If they do not also arise on the cessation of an inventing profession or vocation, then any actual consideration received will be taxable either under ITTOIA 2005, s 587 or as a receipt of a continuing profession or vocation.
Any excess of market value over the actual consideration will be taxable as a capital gain, by virtue of TCGA 1992, s 17 and s 18 (with any amount charged to income tax being excluded by TCGA 1992, s 37).
The company’s acquisition will similarly be at market value and an election under TCGA 1992, s 165 will be possible, to the extent of the inventor’s chargeable gain; but only in these particular circumstances.
CTA 2009, s 845 would seem not to apply if the patents are transferred to a partnership (or LLP) of which a company is a member, notwithstanding the provisions in CTA 2009, Part 17.
The issue of a profession or vocation ceasing might also be addressed using a partnership vehicle. A corporate partner in a partnership can also benefit from the patent box regime or, alternatively, the company could be granted exclusive development rights over the patents.
Reply from Andy Wells, AVN Venus Tax LLP
I suggest Baffled Boffin stops to question whether this is the right approach for his client and, if so, retains a record of the reasons, covering the possible risks.
A few years ago I was involved as an expert in a negligence action against a firm of accountants that had facilitated the incorporation of a valuable patent.
The taxpayer had come to regret the decision when contemplating the sale of the rights.
The lawyers were attuned to the opportunity for some redress against the person who had advised it.

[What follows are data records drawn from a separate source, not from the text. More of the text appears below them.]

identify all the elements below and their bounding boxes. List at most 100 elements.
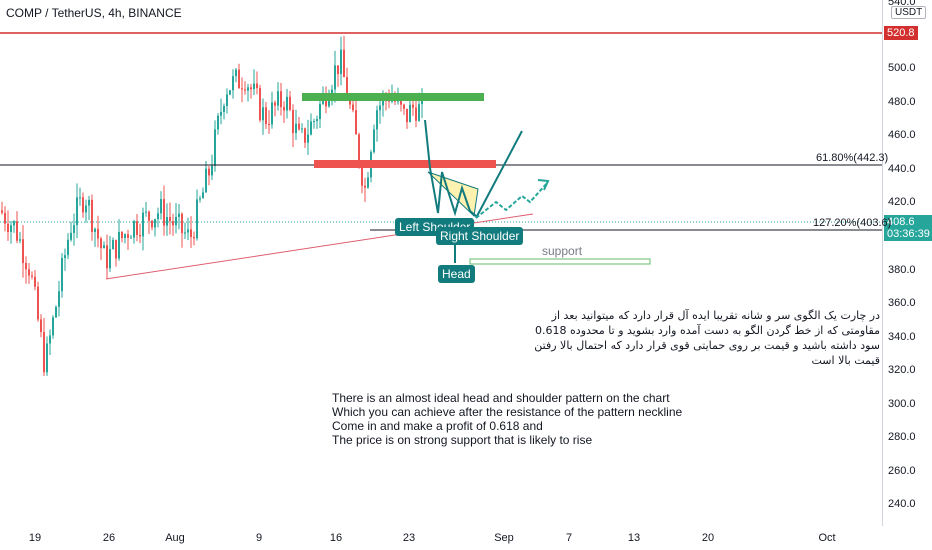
description-line: There is an almost ideal head and should… (332, 391, 670, 405)
candle-body (49, 335, 51, 344)
price-tick: 240.0 (888, 498, 916, 510)
candle-body (343, 49, 345, 78)
time-tick: Oct (818, 532, 836, 544)
description-line: Which you can achieve after the resistan… (332, 405, 683, 419)
candle-body (241, 88, 243, 90)
right-shoulder-label: Right Shoulder (436, 227, 524, 245)
description-persian: در چارت یک الگوی سر و شانه تقریبا ایده آ… (534, 309, 880, 367)
last-price-tag: 408.6 03:36:39 (884, 215, 932, 241)
projection-up (475, 130, 523, 219)
candle-body (190, 229, 192, 238)
candles-group (1, 35, 423, 376)
green-zone (302, 93, 484, 101)
candle-body (409, 104, 411, 123)
price-axis[interactable] (882, 0, 932, 526)
candle-body (406, 108, 408, 123)
candle-body (160, 199, 162, 214)
price-tick: 380.0 (888, 264, 916, 276)
candle-body (100, 238, 102, 249)
candle-body (262, 107, 264, 121)
candle-body (415, 107, 417, 121)
currency-unit[interactable]: USDT (891, 6, 927, 19)
candle-body (304, 128, 306, 143)
candle-body (55, 306, 57, 318)
candle-body (58, 291, 60, 307)
support-label: support (542, 244, 583, 258)
candle-body (244, 89, 246, 91)
price-tick: 480.0 (888, 96, 916, 108)
candle-body (316, 119, 318, 122)
candle-body (340, 49, 342, 75)
candle-body (61, 258, 63, 292)
candle-body (112, 239, 114, 250)
candle-body (46, 343, 48, 373)
red-zone (314, 160, 496, 168)
candle-body (91, 199, 93, 232)
candle-body (184, 232, 186, 234)
countdown-timer: 03:36:39 (887, 228, 930, 240)
price-tick: 260.0 (888, 465, 916, 477)
candle-body (70, 232, 72, 240)
candle-body (214, 129, 216, 166)
candle-body (163, 199, 165, 226)
price-tick: 360.0 (888, 297, 916, 309)
candle-body (175, 216, 177, 226)
candle-body (187, 229, 189, 233)
candle-body (268, 123, 270, 125)
candle-body (19, 239, 21, 241)
candle-body (85, 205, 87, 213)
description-line: The price is on strong support that is l… (332, 433, 593, 447)
candle-body (205, 168, 207, 193)
candle-body (412, 104, 414, 108)
price-tick: 300.0 (888, 398, 916, 410)
candle-body (334, 65, 336, 90)
price-tick: 540.0 (888, 0, 916, 8)
time-tick: 19 (28, 532, 42, 544)
last-price-value: 408.6 (887, 216, 915, 228)
candle-body (265, 107, 267, 124)
price-tick: 500.0 (888, 62, 916, 74)
candle-body (178, 213, 180, 217)
candle-body (238, 69, 240, 89)
candle-body (208, 168, 210, 176)
price-tick: 460.0 (888, 129, 916, 141)
candle-body (400, 98, 402, 105)
candle-body (346, 77, 348, 100)
candle-body (313, 121, 315, 123)
candle-body (337, 65, 339, 75)
support-box (469, 258, 651, 265)
candle-body (151, 220, 153, 228)
candle-body (169, 217, 171, 222)
candle-body (253, 83, 255, 90)
price-tick: 320.0 (888, 364, 916, 376)
candle-body (25, 263, 27, 270)
candle-body (358, 134, 360, 164)
candle-body (106, 245, 108, 269)
candle-body (286, 96, 288, 111)
candle-body (157, 213, 159, 220)
candle-body (118, 231, 120, 259)
candle-body (124, 234, 126, 239)
candle-body (364, 185, 366, 188)
candle-body (196, 199, 198, 239)
candle-body (271, 102, 273, 125)
time-tick: 20 (701, 532, 715, 544)
projection-zigzag (475, 181, 549, 219)
candle-body (229, 90, 231, 95)
candle-body (361, 163, 363, 186)
candle-body (367, 177, 369, 188)
candle-body (130, 237, 132, 239)
candle-body (235, 69, 237, 77)
description-english: There is an almost ideal head and should… (332, 391, 682, 447)
head-label: Head (438, 265, 475, 283)
description-line: Come in and make a profit of 0.618 and (332, 419, 543, 433)
candle-body (121, 231, 123, 239)
candle-body (307, 134, 309, 143)
candle-body (148, 211, 150, 221)
candle-body (298, 123, 300, 130)
candle-body (1, 210, 3, 213)
candle-body (211, 165, 213, 176)
candle-body (349, 99, 351, 105)
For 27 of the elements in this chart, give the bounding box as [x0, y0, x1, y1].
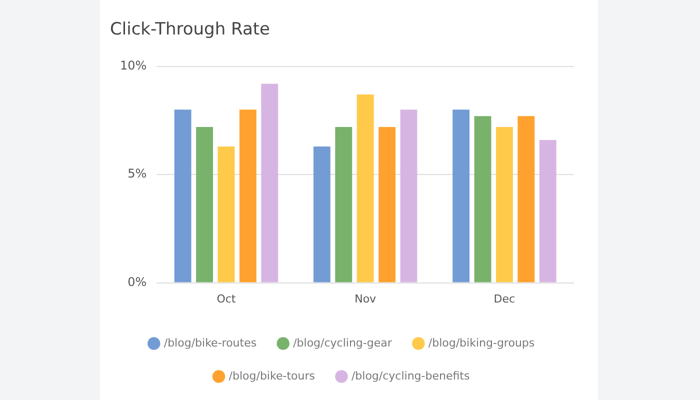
- bar: [496, 126, 513, 282]
- bar: [518, 116, 535, 282]
- bar: [218, 146, 235, 282]
- bar: [400, 110, 418, 282]
- bar: [539, 140, 556, 282]
- y-tick-label: 5%: [128, 166, 147, 181]
- legend-label: /blog/cycling-gear: [293, 336, 392, 350]
- bar: [261, 84, 278, 282]
- x-tick-label: Oct: [216, 292, 236, 306]
- bar: [378, 126, 396, 282]
- chart-title: Click-Through Rate: [110, 20, 270, 40]
- bar: [313, 146, 330, 282]
- legend-label: /blog/biking-groups: [428, 336, 535, 350]
- y-tick-label: 0%: [128, 274, 147, 289]
- bar: [452, 110, 470, 282]
- x-tick-label: Dec: [494, 292, 516, 306]
- y-tick-label: 10%: [120, 58, 147, 73]
- legend-label: /blog/cycling-benefits: [351, 369, 470, 382]
- bar: [196, 126, 213, 282]
- bar: [356, 94, 374, 282]
- bar: [239, 110, 256, 282]
- bar: [335, 126, 352, 282]
- bar: [174, 110, 192, 282]
- bar: [474, 116, 492, 282]
- x-tick-label: Nov: [354, 292, 377, 306]
- legend-label: /blog/bike-tours: [228, 369, 316, 382]
- legend-label: /blog/bike-routes: [164, 336, 257, 350]
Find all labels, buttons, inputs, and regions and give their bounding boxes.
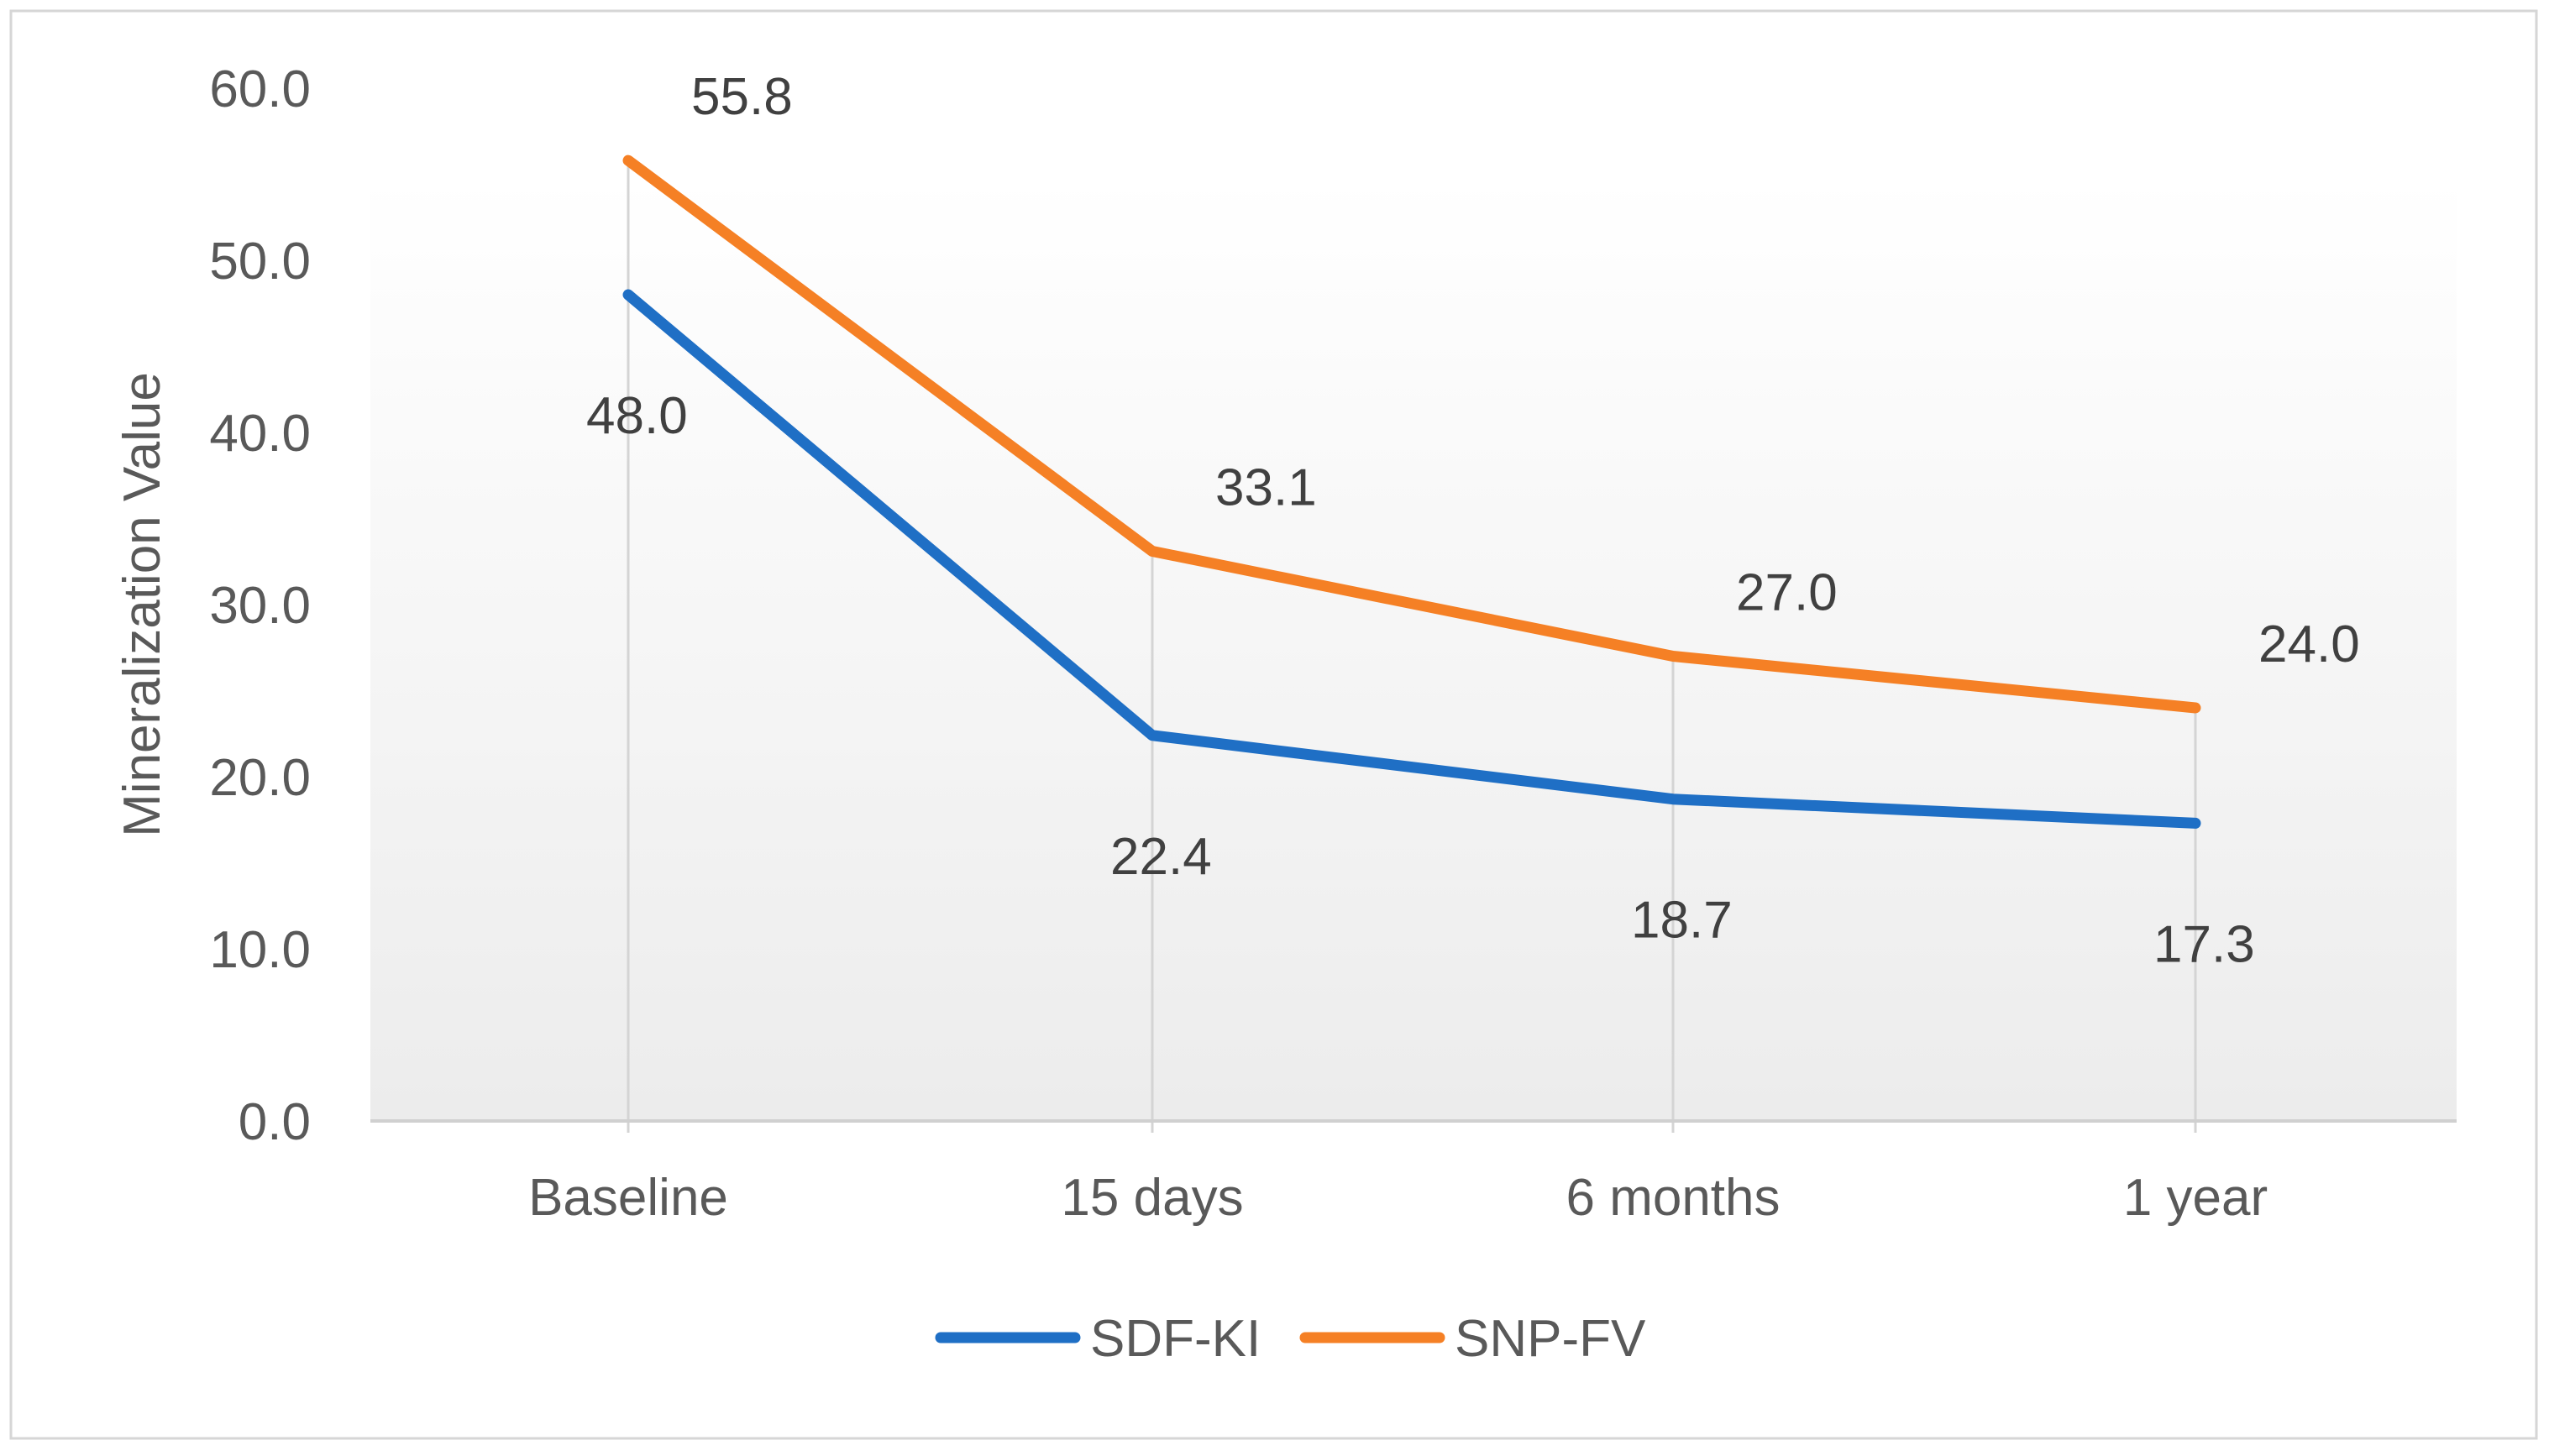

It was demonstrable that the tax paid over the “corporate life” of the patent was substantially more than it might have been under a different structure.
It is impossible to say what is the right thing to do, but Baffled Boffin might be well advised to cover his position if apparent short-term income tax savings are all that is driving this.
One could envisage circumstances in which someone with a patent held in a company and generating income might prefer it to be held differently.
I’m not saying it is wrong per se, merely that it might prove to be. There will always be someone to say “why did you do it that way?” which may be followed by the thought of “is there a case for legal action?”
It is often said that hindsight is a wonderful thing.